# questions about a stream with a 4-tuner Premiere



## buscuitboy (Aug 8, 2005)

I have a 4-tuner Premiere (w/ Comcast). Everything works good. Was looking at possibly getting a Stream in order to do out-of-home streaming of live channels (to portable devices...iPad and iTouch). 

Can this be done with a 4-tuner Premiere? Or is it really only for the Roamios?

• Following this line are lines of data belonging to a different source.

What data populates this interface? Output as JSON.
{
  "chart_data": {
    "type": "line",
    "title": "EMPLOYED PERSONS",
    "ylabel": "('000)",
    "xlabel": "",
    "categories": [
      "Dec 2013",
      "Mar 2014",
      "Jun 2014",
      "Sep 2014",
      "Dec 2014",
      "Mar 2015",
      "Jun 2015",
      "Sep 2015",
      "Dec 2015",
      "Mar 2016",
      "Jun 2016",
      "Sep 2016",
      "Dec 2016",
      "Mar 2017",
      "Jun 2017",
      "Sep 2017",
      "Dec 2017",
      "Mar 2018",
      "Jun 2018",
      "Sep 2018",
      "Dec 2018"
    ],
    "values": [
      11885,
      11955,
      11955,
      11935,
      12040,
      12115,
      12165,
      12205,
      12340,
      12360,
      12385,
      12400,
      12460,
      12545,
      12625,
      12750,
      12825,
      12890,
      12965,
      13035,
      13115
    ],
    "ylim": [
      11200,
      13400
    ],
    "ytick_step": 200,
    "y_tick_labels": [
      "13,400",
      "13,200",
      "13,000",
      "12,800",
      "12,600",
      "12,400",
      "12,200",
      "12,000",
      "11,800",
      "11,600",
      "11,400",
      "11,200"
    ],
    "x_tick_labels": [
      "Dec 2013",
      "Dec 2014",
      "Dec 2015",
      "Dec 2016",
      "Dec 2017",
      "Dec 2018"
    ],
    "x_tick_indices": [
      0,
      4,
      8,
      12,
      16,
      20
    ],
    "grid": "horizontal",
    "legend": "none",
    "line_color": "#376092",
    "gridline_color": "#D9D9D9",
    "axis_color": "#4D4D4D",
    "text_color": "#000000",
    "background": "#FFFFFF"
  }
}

Also, if it can be done, will the Stream just use one of the 4 tuners on my Premiere without disturbing the current viewer in any way? Or does it work some other way?


----------



## tatergator1 (Mar 27, 2008)

The Stream will work fine with a 4-tuner Premiere. It would only take a tuner for "Live TV". The current implementation requires that a recording be started on the host box for the "Live" program you want to watch. To the user at the 4-tuner Premiere, there's no real impact, all they would see would be a recording active on the channel being streamed to iDevice. They can continue to use the other 3 tuners as they wish. The user at the Premiere could even watch that program at the same time if they wanted to. The Stream would then trans-code the recording and send it to the iDevice at a slight delay to real-time. 

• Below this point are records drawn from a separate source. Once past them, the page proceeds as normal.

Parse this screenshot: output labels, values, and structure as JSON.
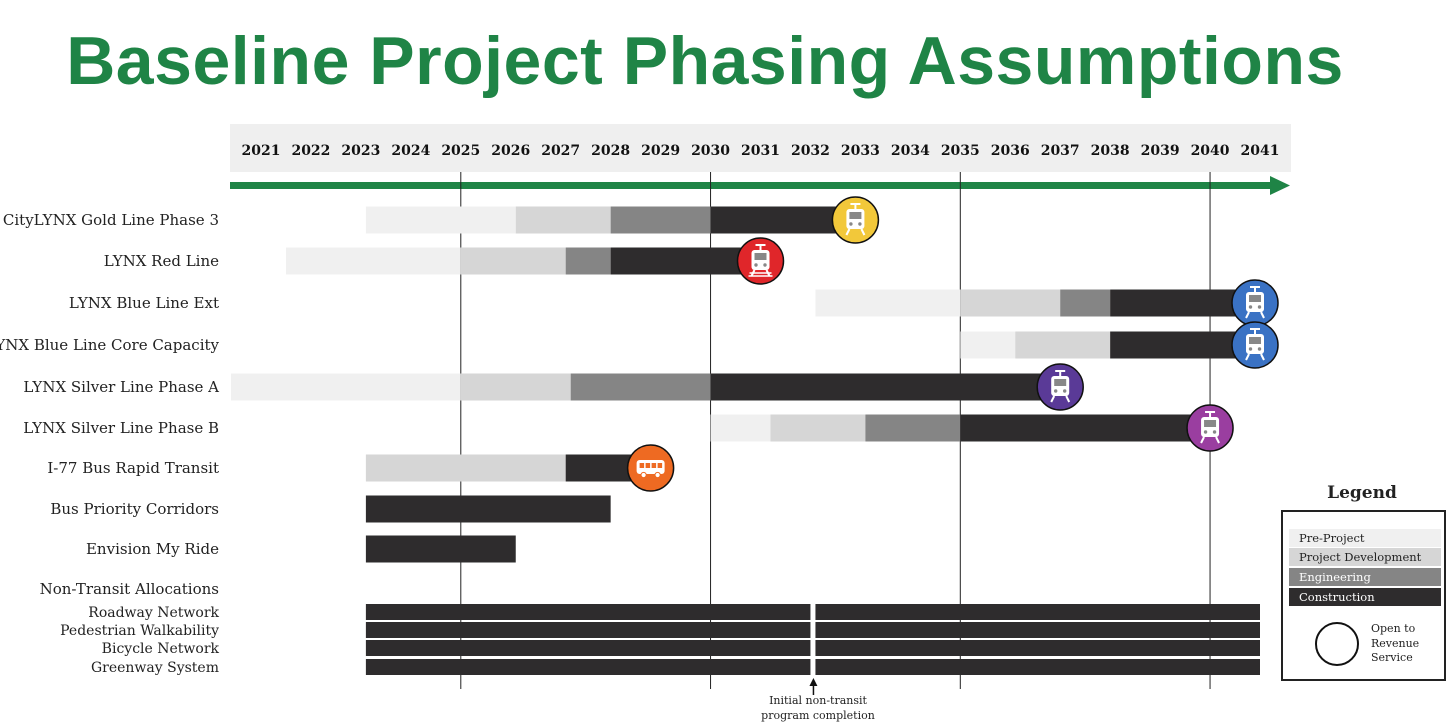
{
  "title": "Baseline Project Phasing Assumptions",
  "colors": {
    "title": "#1f8446",
    "arrow": "#1f8446",
    "year_band": "#efefef",
    "pre_project_development": "#f0f0f0",
    "project_development": "#d6d6d6",
    "engineering": "#858585",
    "construction": "#2e2c2d",
    "gold": "#f2c83a",
    "red": "#e0262a",
    "blue": "#3a72c4",
    "purple_dark": "#5a3a97",
    "purple": "#9a3ea0",
    "orange": "#ee6a22"
  },
  "legend": {
    "title": "Legend",
    "items": [
      "Pre-Project Development",
      "Project Development",
      "Engineering",
      "Construction"
    ],
    "open_label": "Open to Revenue Service"
  },
  "footnote": "Initial non-transit program completion",
  "chart_data": {
    "type": "gantt",
    "title": "Baseline Project Phasing Assumptions",
    "years": [
      "2021",
      "2022",
      "2023",
      "2024",
      "2025",
      "2026",
      "2027",
      "2028",
      "2029",
      "2030",
      "2031",
      "2032",
      "2033",
      "2034",
      "2035",
      "2036",
      "2037",
      "2038",
      "2039",
      "2040",
      "2041"
    ],
    "reference_lines": [
      2025,
      2030,
      2035,
      2040
    ],
    "phases": [
      "Pre-Project Development",
      "Project Development",
      "Engineering",
      "Construction"
    ],
    "projects": [
      {
        "name": "CityLYNX Gold Line Phase 3",
        "segments": [
          [
            2023.1,
            2026.1,
            0
          ],
          [
            2026.1,
            2028.0,
            1
          ],
          [
            2028.0,
            2030.0,
            2
          ],
          [
            2030.0,
            2032.9,
            3
          ]
        ],
        "open": 2032.9,
        "icon": "streetcar",
        "color": "gold"
      },
      {
        "name": "LYNX Red Line",
        "segments": [
          [
            2021.5,
            2025.0,
            0
          ],
          [
            2025.0,
            2027.1,
            1
          ],
          [
            2027.1,
            2028.0,
            2
          ],
          [
            2028.0,
            2031.0,
            3
          ]
        ],
        "open": 2031.0,
        "icon": "commuter-train",
        "color": "red"
      },
      {
        "name": "LYNX Blue Line Ext",
        "segments": [
          [
            2032.1,
            2035.0,
            0
          ],
          [
            2035.0,
            2037.0,
            1
          ],
          [
            2037.0,
            2038.0,
            2
          ],
          [
            2038.0,
            2040.9,
            3
          ]
        ],
        "open": 2040.9,
        "icon": "light-rail",
        "color": "blue"
      },
      {
        "name": "LYNX Blue Line Core Capacity",
        "segments": [
          [
            2035.0,
            2036.1,
            0
          ],
          [
            2036.1,
            2038.0,
            1
          ],
          [
            2038.0,
            2040.9,
            3
          ]
        ],
        "open": 2040.9,
        "icon": "light-rail",
        "color": "blue"
      },
      {
        "name": "LYNX Silver Line Phase A",
        "segments": [
          [
            2020.4,
            2025.0,
            0
          ],
          [
            2025.0,
            2027.2,
            1
          ],
          [
            2027.2,
            2030.0,
            2
          ],
          [
            2030.0,
            2037.0,
            3
          ]
        ],
        "open": 2037.0,
        "icon": "light-rail",
        "color": "purple_dark"
      },
      {
        "name": "LYNX Silver Line Phase B",
        "segments": [
          [
            2030.0,
            2031.2,
            0
          ],
          [
            2031.2,
            2033.1,
            1
          ],
          [
            2033.1,
            2035.0,
            2
          ],
          [
            2035.0,
            2040.0,
            3
          ]
        ],
        "open": 2040.0,
        "icon": "light-rail",
        "color": "purple"
      },
      {
        "name": "I-77 Bus Rapid Transit",
        "segments": [
          [
            2023.1,
            2027.1,
            1
          ],
          [
            2027.1,
            2028.8,
            3
          ]
        ],
        "open": 2028.8,
        "icon": "bus",
        "color": "orange"
      },
      {
        "name": "Bus Priority Corridors",
        "segments": [
          [
            2023.1,
            2028.0,
            3
          ]
        ]
      },
      {
        "name": "Envision My Ride",
        "segments": [
          [
            2023.1,
            2026.1,
            3
          ]
        ]
      }
    ],
    "non_transit": {
      "label": "Non-Transit Allocations",
      "items": [
        "Roadway Network",
        "Pedestrian Walkability",
        "Bicycle Network",
        "Greenway System"
      ],
      "segments": [
        [
          2023.1,
          2032.0,
          3
        ],
        [
          2032.1,
          2041.0,
          3
        ]
      ],
      "completion_year": 2032.0
    }
  }
}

It does not "take" a tuner for already completed recordings. The proper comparison would be MRV or MRS between 2 Tivo boxes. All tuners are still available, the Stream is simply having the recorded program sent to it over the home network, and then trans-coding and passing it to the iDevice.


----------



## buscuitboy (Aug 8, 2005)

Cool. I read a post here saying that you can't stream any flagged content. Its more or less like the MRV feature between Tivos (mainly Series 3s). Is this true? In my case with Comcast, I am assuming this is the premium channel HBO that I get. All my other channels can essentially MRV content to/from my Series 3 box as needed so I suspect they won't be a problem with a Stream. 

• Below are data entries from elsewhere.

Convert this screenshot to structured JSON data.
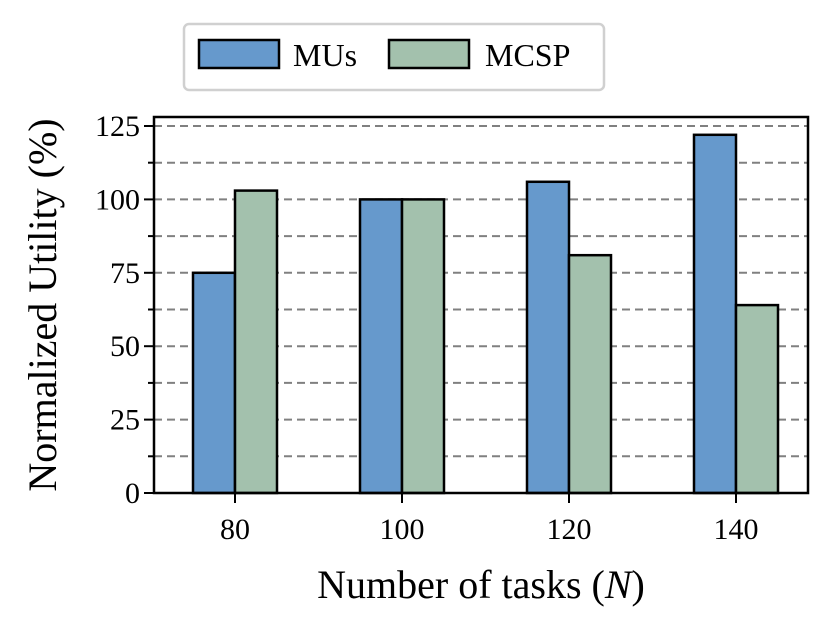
{
  "chart_data": {
    "type": "bar",
    "categories": [
      "80",
      "100",
      "120",
      "140"
    ],
    "series": [
      {
        "name": "MUs",
        "color": "#6699cc",
        "values": [
          75,
          100,
          106,
          122
        ]
      },
      {
        "name": "MCSP",
        "color": "#a3c1ad",
        "values": [
          103,
          100,
          81,
          64
        ]
      }
    ],
    "ylim": [
      0,
      128
    ],
    "yticks": [
      0,
      25,
      50,
      75,
      100,
      125
    ],
    "yticks_minor": [
      12.5,
      37.5,
      62.5,
      87.5,
      112.5
    ],
    "grid": "horizontal dashed (major and minor)",
    "legend_position": "top, above plot",
    "xlabel": {
      "pre": "Number of tasks (",
      "var": "N",
      "post": ")"
    },
    "ylabel": "Normalized Utility (%)"
  }
}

I thought about getting a Slingbox instead. Sounds like the main difference is a Slingbox can stream ANY content or live channel, but it will affect the viewer of the TiVo (since its basically connected to its video outputs). is this about right?


----------



## tatergator1 (Mar 27, 2008)

Right on all counts. If you can MRV a recording from the channel, that means the CCI-byte is 0x00 and out-of-home streaming will be allowed. 

The one other benefit to a Slingbox is that it is a mature technology. Tivo streaming is not and still has it's share of quirks/bugs and is certainly not as good as adaptive streaming as a Slingbox would be.


----------